The US Army veteran whose graphic Facebook livestream suicide inadvertently went viral on social media, shared a poignant final message on Facebook just before he went online.
‘Someone in your life needs to hear that they matter,’ read the message posted by Ronnie McNutt, 33, of New Albany, Mississippi on Aug. 31. ‘That they are loved. That they have a future. Be the one to tell them.’
The text appeared on a stark tableau depicting a solitary figure above the words TobyMac #SpeakLife, referring to Christian hip-hop artist Toby McKeehan’s 2012 song.

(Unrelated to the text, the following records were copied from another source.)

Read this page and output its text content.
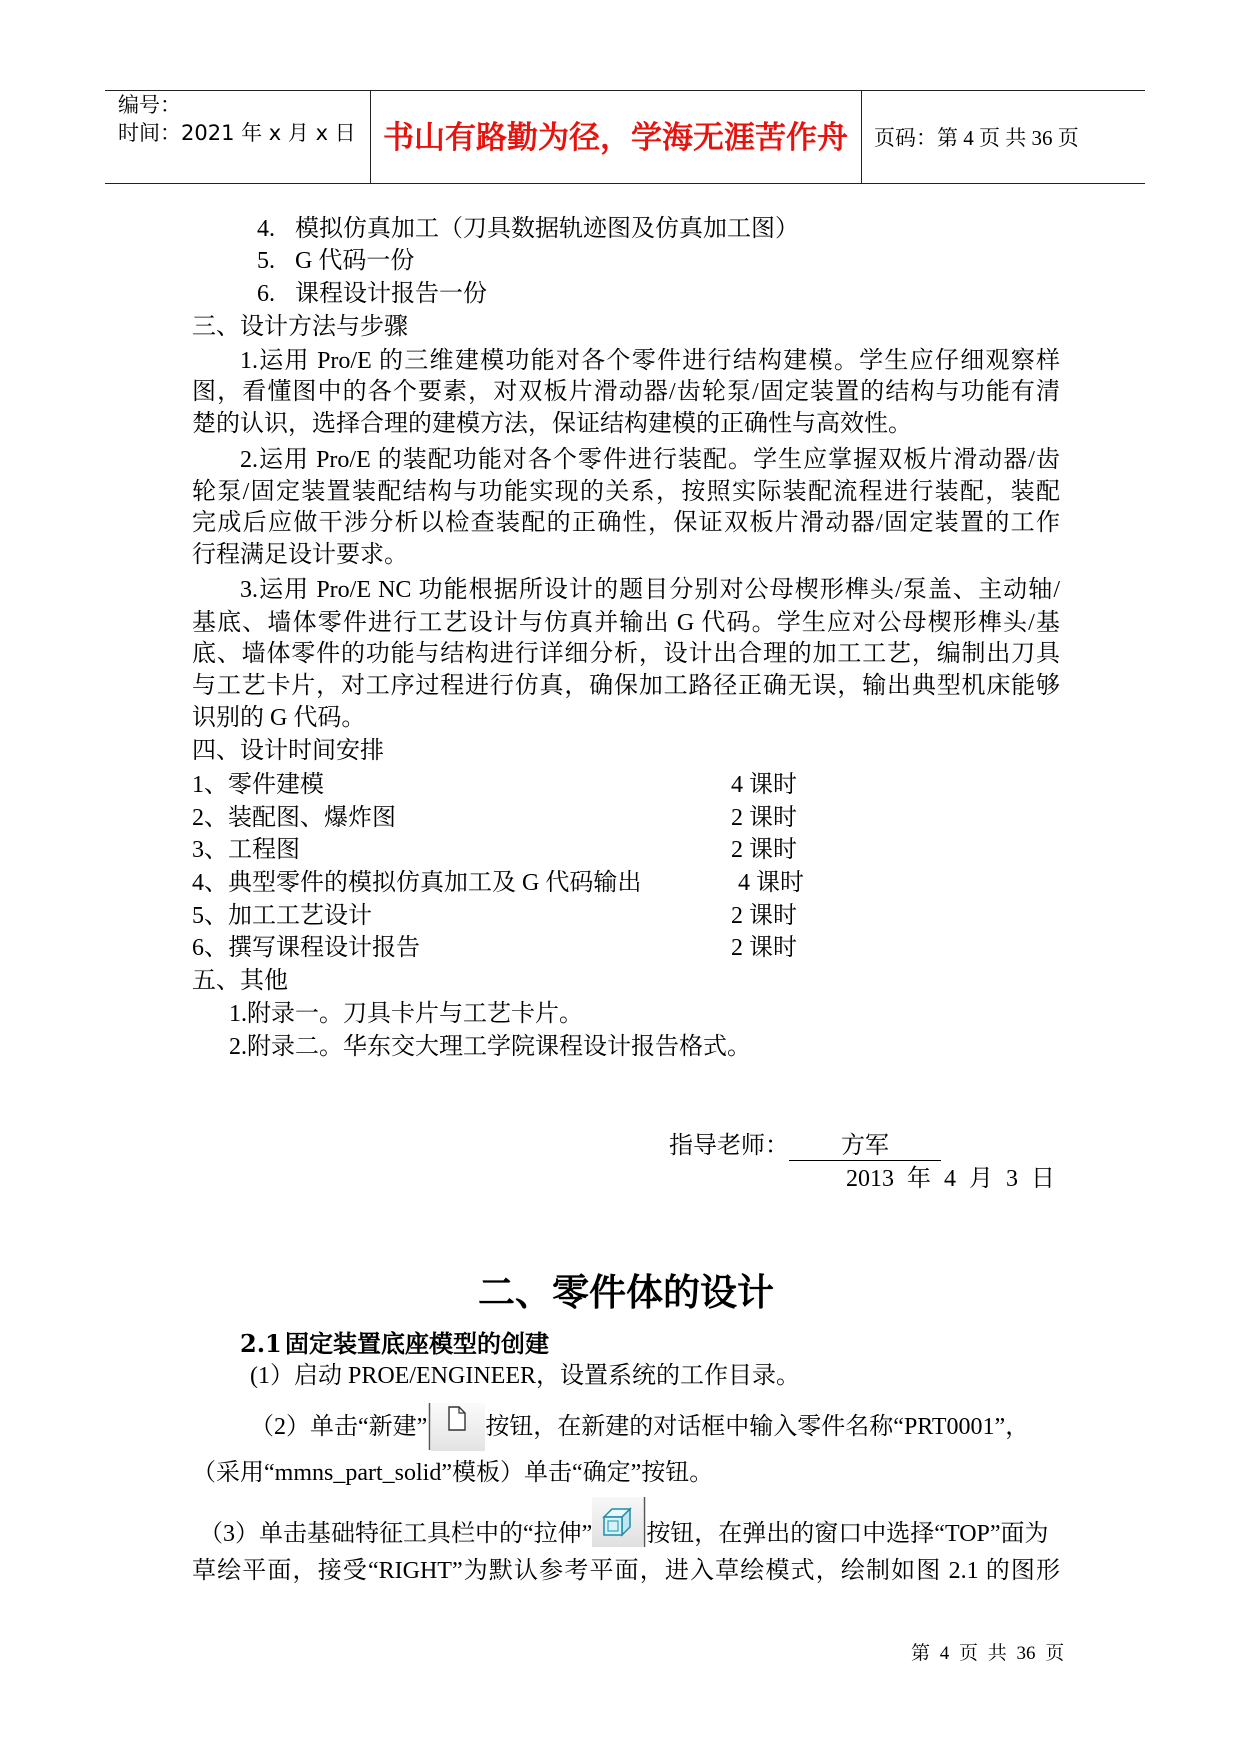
编号：
时间：2021 年 x 月 x 日 书山有路勤为径，学海无涯苦作舟	页码：第 4 页 共 36 页
4. 模拟仿真加工（刀具数据轨迹图及仿真加工图）
5. G 代码一份
6. 课程设计报告一份
三、设计方法与步骤
1.运用 Pro/E 的三维建模功能对各个零件进行结构建模。学生应仔细观察样
图，看懂图中的各个要素，对双板片滑动器/齿轮泵/固定装置的结构与功能有清
楚的认识，选择合理的建模方法，保证结构建模的正确性与高效性。
2.运用 Pro/E 的装配功能对各个零件进行装配。学生应掌握双板片滑动器/齿
轮泵/固定装置装配结构与功能实现的关系，按照实际装配流程进行装配，装配
完成后应做干涉分析以检查装配的正确性，保证双板片滑动器/固定装置的工作
行程满足设计要求。
3.运用 Pro/E NC 功能根据所设计的题目分别对公母楔形榫头/泵盖、主动轴/
基底、墙体零件进行工艺设计与仿真并输出 G 代码。学生应对公母楔形榫头/基
底、墙体零件的功能与结构进行详细分析，设计出合理的加工工艺，编制出刀具
与工艺卡片，对工序过程进行仿真，确保加工路径正确无误，输出典型机床能够
识别的 G 代码。
四、设计时间安排
1、零件建模	4 课时
2、装配图、爆炸图	2 课时
3、工程图	2 课时
4、典型零件的模拟仿真加工及 G 代码输出	4 课时
5、加工工艺设计	2 课时
6、撰写课程设计报告	2 课时
五、其他
1.附录一。刀具卡片与工艺卡片。
2.附录二。华东交大理工学院课程设计报告格式。
指导老师： 方军
2013 年 4 月 3 日
二、零件体的设计
2.1 固定装置底座模型的创建
(1）启动 PROE/ENGINEER，设置系统的工作目录。
（2）单击“新建” 按钮，在新建的对话框中输入零件名称“PRT0001”，
（采用“mmns_part_solid”模板）单击“确定”按钮。
（3）单击基础特征工具栏中的“拉伸” 按钮，在弹出的窗口中选择“TOP”面为
草绘平面，接受“RIGHT”为默认参考平面，进入草绘模式，绘制如图 2.1 的图形
第 4 页 共 36 页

McNutt who served tours of duty in Iraq, shot himself in the head live on Facebook — with the graphic footage being shared across various social media sites, including TikTok.
Facebook removed the original footage on the day it was posted, but it has been repeatedly re-posted there and on other sites by internet trolls capitalizing on its shock value.
Every single last one of you who shares Ronnie McNutt’s video deserves permanent deletion from the entire Internet. There is not a word in any language on this planet to describe how evil you are. You have traumatized children and teenagers across the world. Go straight to hell.
— Alexis Tangman (@AlexisTangmanVA) September 7, 2020
ronnie mcnutt… i’m so sorry for everything you’ve been through… i really sorry
— Genesisss (@gencfr_) September 7, 2020
What happen to Ronnie Mcnutt today is a reminder that Mental Health is important and should not be taken lightly, it is so devastating to witness a suicide through a live video. Let me remind you once again, take a good care of the people around you, if notice something off, help
— aleen (@adleenzakaria) September 7, 2020
McNutt’s friend and co podcast host, Josh Steen told Heavy that he felt social media sites could have done more to suppress the video of his friend’s death.
‘Facebook, Twitter, Instagram, and other social platforms could ban accounts, IPs, and stop the spread of this video. YouTube can flag you for using two seconds of a copyrighted song, but can’t seem to filter out my friend ending his life,’ Steen said.
‘It does not make sense,’ added Steen, who said McNutt suffered from PTSD after his military service.
Meanwhile, trolls continued to set up a fake account, claiming to be McNutt — and that he faked his suicide the Sun reports.
‘I faked my death beacause life f—- sucks you know, I wanted to go away and I actually edited the video and made it into a live,’ one bogus account read.